Comique exalté
Il n’est pas impossible que le Zébulon du compte-rendu  qui ferait passer Eugène Saccomano pour un endormi fasse bientôt son entrée aux «  Guignols de l’Info  », une distinction si l’on peut dire. Le natif de Paimpol est une curiosité, en témoignent les portraits que les magazines lui consacrent. Le voir commenter est une aubaine  : excité comme une puce, il hurle, se met en transe, rit, pleure, sa logorrhée est irrépressible  ; comme une pile Duracell, il est increvable.

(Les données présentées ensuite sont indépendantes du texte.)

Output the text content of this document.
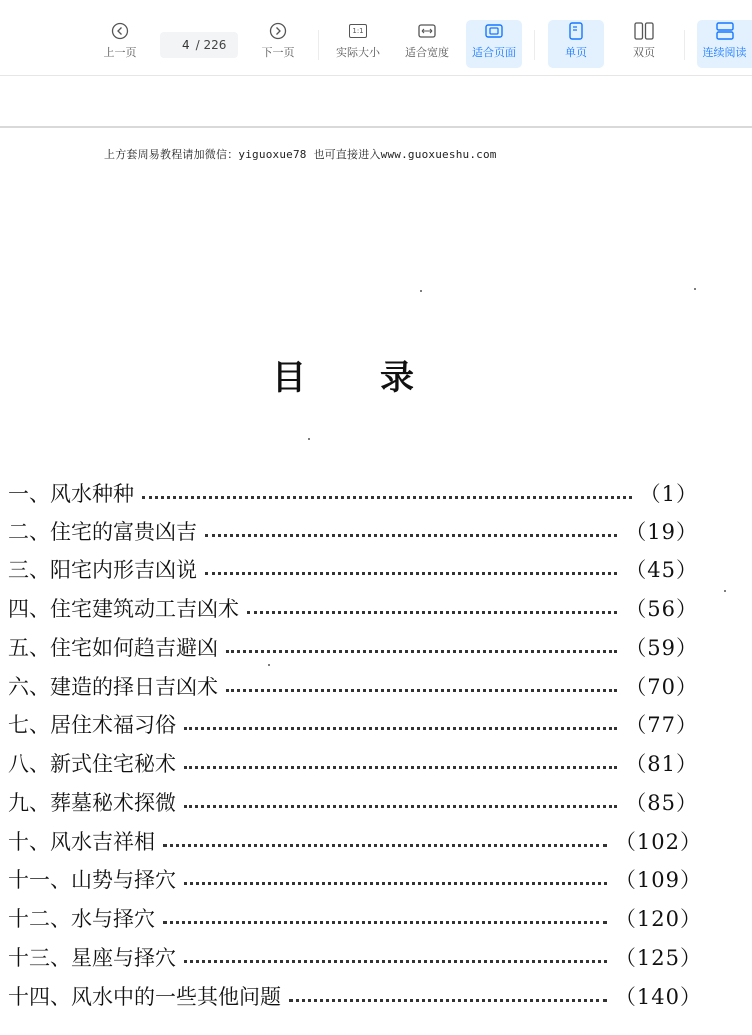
上一页
4
/ 226
下一页
1:1
实际大小 适合宽度 适合页面	单页	双页	连续阅读
上方套周易教程请加微信：yiguoxue78 也可直接进入www.guoxueshu.com
目录
一、风水种种	（1）
二、住宅的富贵凶吉	（19）
三、阳宅内形吉凶说	（45）
四、住宅建筑动工吉凶术	（56）
五、住宅如何趋吉避凶	（59）
六、建造的择日吉凶术	（70）
七、居住术福习俗	（77）
八、新式住宅秘术	（81）
九、葬墓秘术探微	（85）
十、风水吉祥相	（102）
十一、山势与择穴	（109）
十二、水与择穴	（120）
十三、星座与择穴	（125）
十四、风水中的一些其他问题	（140）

Il doit terminer les matches aussi éreinté que les joueurs. Il ne fait pas de comédie, c’est un état naturel chez lui que de vendre le foot comme une pilule du bonheur. Il remplace le Prozac, la Sécurité Sociale devrait faire un geste à son égard. Les 90 minutes se dégustent comme un rail de speed. Il a la foi du charbonnier, l’enthousiasme et l’innocence d’un enfant  : les parties ne sont que féeriques, extraordinaires, géniales, les joueurs sont tous des virtuoses, des artistes,  des dieux. Les optimistes forcenés, les euphoriques permanents sont à la noce. Parfois, il imite Valéry Giscard d’Estaing en s’invitant chez les Français. Il le fait sans malice, il aime simplement aller à la rencontre des supporters. Quand il ne sait pas quoi faire, il fait ouvrir Geoffroy-Guichard la nuit pour y dormir, il est content, c’est sa façon de devenir Vert pas procuration. Il n’est jamais grandiloquent, ne se prend pas au sérieux, sa bonhomie n’est pas feinte. Atypique, iconoclaste, on aurait envie de rajouter ridicule ou grotesque mais on on le rajoutera pas, ce serait un peu malveillant, on osera folklorique ou baroque. Il est dingue de foot mais le foot n’est pas dingue de lui. Dans un auto-dénigrement rare et singulier, il assume être «  totalement nul en tactique  ». C’est un peu gênant, comme si un chroniqueur de cinéma avouait qu’il ne pige rien à la mise en scène, de littérature qu’il est fâché avec la syntaxe.
Stand-up
Son rythme endiablé, son débit échevelé, ses extinctions de voix nous font craindre pour sa santé. Il pourrait attraper le syndrome de Stendhal, victime de troubles de sidération alors qu’il sortait d’un musée de Florence. L’écrivain venait d’admirer tant de beautés picturales qu’il en avait perdu connaissance. Quand on observe la démence et l’émerveillement qui s’emparent de Riou pour une reprise de volée ratée, prendre soin de lui ne serait pas un luxe. Ses élans de midinette enflammée, ses spasmes de fleur bleue lui ouvriront peut-être un jour les portes d’une salle de spectacle. La mode est au stand-up. On lui proposerait un titre  : «  Le foot m’a rendu dingo  ».